In the 6-minute video above, popular tech reviewer Dave Lee states that even though the new MacBook Pro contains a beast of a CPU, the laptop’s physical design presents a major problem.
“The i9 in particular is a very powerful CPU — when it comes to multi-core applications, this thing’s a beast,” Lee says. “The problem though is that [the new MacBook’s] chassis […] cannot cool the i9 properly.”
Lee tested the MacBook Pro with Adobe Premiere, and after a few seconds of rendering, very serious throttling rears its ugly head after just a few seconds.
“This i9 in this MacBook can’t even maintain the base clock speed,” Lee says. “Forget about turbos and all of that stuff. It can’t even maintain the 2.9GHz base clock, which is absurd. […] All of that CPU potential is wasted inside this chassis […] This degree of thermal throttling is not acceptable.”

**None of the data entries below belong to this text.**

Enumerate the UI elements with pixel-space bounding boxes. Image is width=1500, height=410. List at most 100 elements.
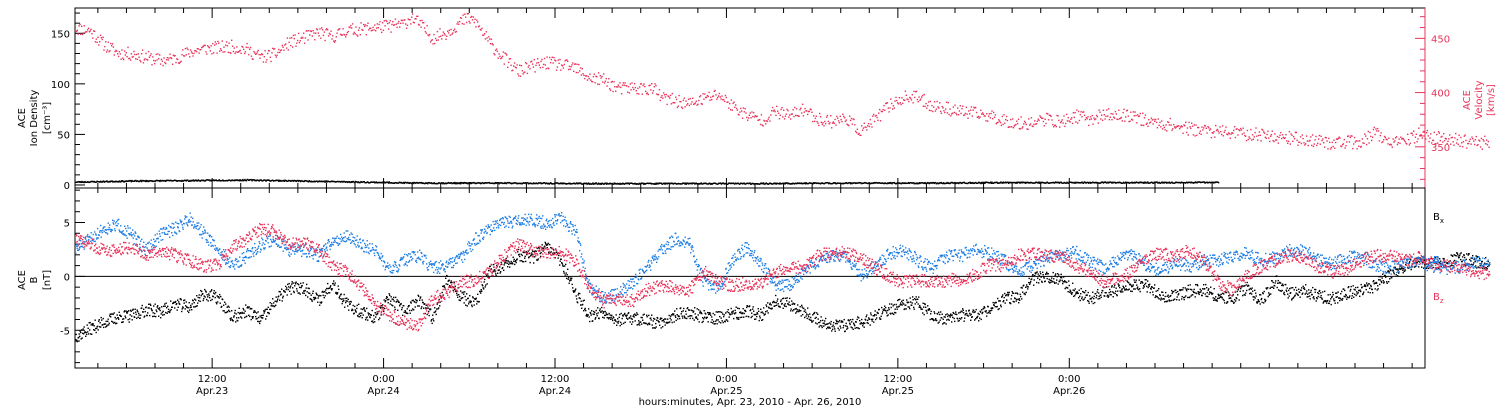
- velocity-point: [1284, 137, 1286, 139]
- density-point: [437, 182, 440, 184]
- velocity-point: [103, 49, 105, 51]
- b-bx-point: [258, 316, 260, 319]
- velocity-point: [276, 54, 278, 57]
- density-point: [332, 180, 335, 183]
- velocity-point: [298, 41, 301, 44]
- velocity-point: [1093, 117, 1095, 119]
- density-point: [292, 180, 294, 182]
- b-bx-point: [160, 313, 162, 315]
- velocity-point: [531, 63, 534, 65]
- b-bx-point: [588, 308, 590, 310]
- velocity-point: [320, 37, 322, 39]
- velocity-point: [523, 71, 525, 74]
- density-point: [1124, 182, 1126, 184]
- density-point: [777, 182, 779, 185]
- velocity-point: [183, 55, 186, 57]
- b-bx-point: [118, 318, 120, 320]
- velocity-point: [687, 98, 690, 100]
- velocity-point: [1157, 118, 1159, 120]
- velocity-point: [272, 47, 274, 50]
- b-bx-point: [465, 304, 467, 306]
- b-bx-point: [645, 322, 647, 325]
- density-point: [306, 180, 308, 182]
- velocity-point: [1071, 117, 1073, 119]
- b-bx-point: [501, 267, 503, 270]
- b-bx-point: [376, 313, 378, 316]
- b-bx-point: [307, 287, 309, 289]
- b-bx-point: [712, 322, 714, 324]
- velocity-point: [105, 51, 108, 53]
- b-bx-point: [285, 288, 287, 291]
- velocity-point: [624, 82, 626, 84]
- velocity-point: [1275, 139, 1278, 141]
- velocity-point: [340, 34, 343, 36]
- velocity-point: [1233, 126, 1236, 128]
- velocity-point: [873, 120, 876, 123]
- b-bx-point: [543, 246, 545, 248]
- velocity-point: [903, 99, 906, 102]
- b-bx-point: [667, 318, 669, 320]
- velocity-point: [787, 110, 789, 112]
- density-point: [362, 181, 364, 183]
- density-point: [262, 180, 264, 182]
- b-bx-point: [616, 321, 618, 323]
- b-bx-point: [424, 303, 426, 305]
- velocity-point: [249, 46, 252, 49]
- velocity-point: [1004, 122, 1006, 124]
- density-point: [1040, 181, 1043, 184]
- b-bx-point: [421, 306, 423, 308]
- velocity-point: [1326, 140, 1328, 142]
- velocity-point: [617, 84, 619, 86]
- b-bx-point: [340, 293, 342, 295]
- b-bx-point: [699, 310, 701, 312]
- velocity-point: [517, 73, 519, 75]
- density-point: [433, 182, 435, 184]
- velocity-point: [1297, 144, 1299, 146]
- density-point: [787, 183, 789, 185]
- velocity-point: [508, 58, 511, 60]
- b-bx-point: [382, 304, 384, 306]
- velocity-point: [571, 64, 573, 66]
- b-bx-point: [384, 301, 386, 303]
- velocity-point: [1166, 130, 1168, 132]
- density-point: [1143, 181, 1145, 183]
- velocity-point: [253, 50, 255, 53]
- b-bx-point: [487, 275, 489, 277]
- velocity-point: [1471, 136, 1473, 138]
- b-bx-point: [203, 295, 205, 297]
- density-point: [1065, 182, 1068, 184]
- density-point: [917, 182, 920, 185]
- density-point: [326, 181, 328, 183]
- velocity-point: [601, 75, 603, 78]
- velocity-point: [716, 98, 718, 100]
- velocity-point: [426, 25, 428, 27]
- velocity-point: [235, 51, 237, 53]
- b-bx-point: [407, 306, 409, 308]
- density-point: [621, 183, 623, 185]
- density-point: [145, 180, 147, 183]
- density-point: [437, 183, 439, 185]
- velocity-point: [1219, 126, 1221, 128]
- velocity-point: [812, 120, 814, 123]
- b-bx-point: [199, 300, 201, 302]
- b-bx-point: [182, 306, 184, 308]
- density-point: [147, 180, 149, 182]
- density-point: [707, 183, 709, 185]
- velocity-point: [106, 49, 109, 51]
- b-bx-point: [638, 322, 640, 324]
- density-point: [239, 179, 241, 181]
- b-bx-point: [81, 337, 83, 339]
- b-bx-point: [470, 300, 472, 303]
- b-bx-point: [739, 316, 741, 319]
- b-bx-point: [403, 311, 405, 313]
- density-point: [142, 179, 145, 182]
- b-bx-point: [85, 335, 87, 337]
- density-point: [186, 179, 188, 181]
- density-point: [336, 180, 338, 183]
- velocity-point: [1458, 134, 1460, 136]
- velocity-point: [234, 52, 236, 55]
- velocity-point: [705, 96, 707, 99]
- b-bx-point: [471, 304, 473, 306]
- velocity-point: [334, 40, 337, 42]
- b-bx-point: [745, 315, 747, 318]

To confirm that it is indeed cooling that’s causing issues, Lee tested the same render with the MacBook Pro in a freezer. Performance instantly improved.
AppleInsider ran its own tests and confirmed that there’s serious thermal throttling:
“Apple’s new powerhouse six-core i9 CPU in the 2018 15″ MacBook Pro has some pretty massive overheating issues,” AppleInsider writes. “Under load, the CPU speed clocks down to MUCH lower than the base 2.9GHz, even matching the average clock speeds of the base 15″ MacBook Pro’s i7 CPU.”
While thermal throttling isn’t anything new in MacBooks, the fact that you can upgrade this latest pro-grade MacBook Pro to 32 gigs of RAM and 4 terabytes of SSD storage means that creative professionals will be dropping serious dough on machines that will likely run slower than they expect (if this issue is indeed present in all units).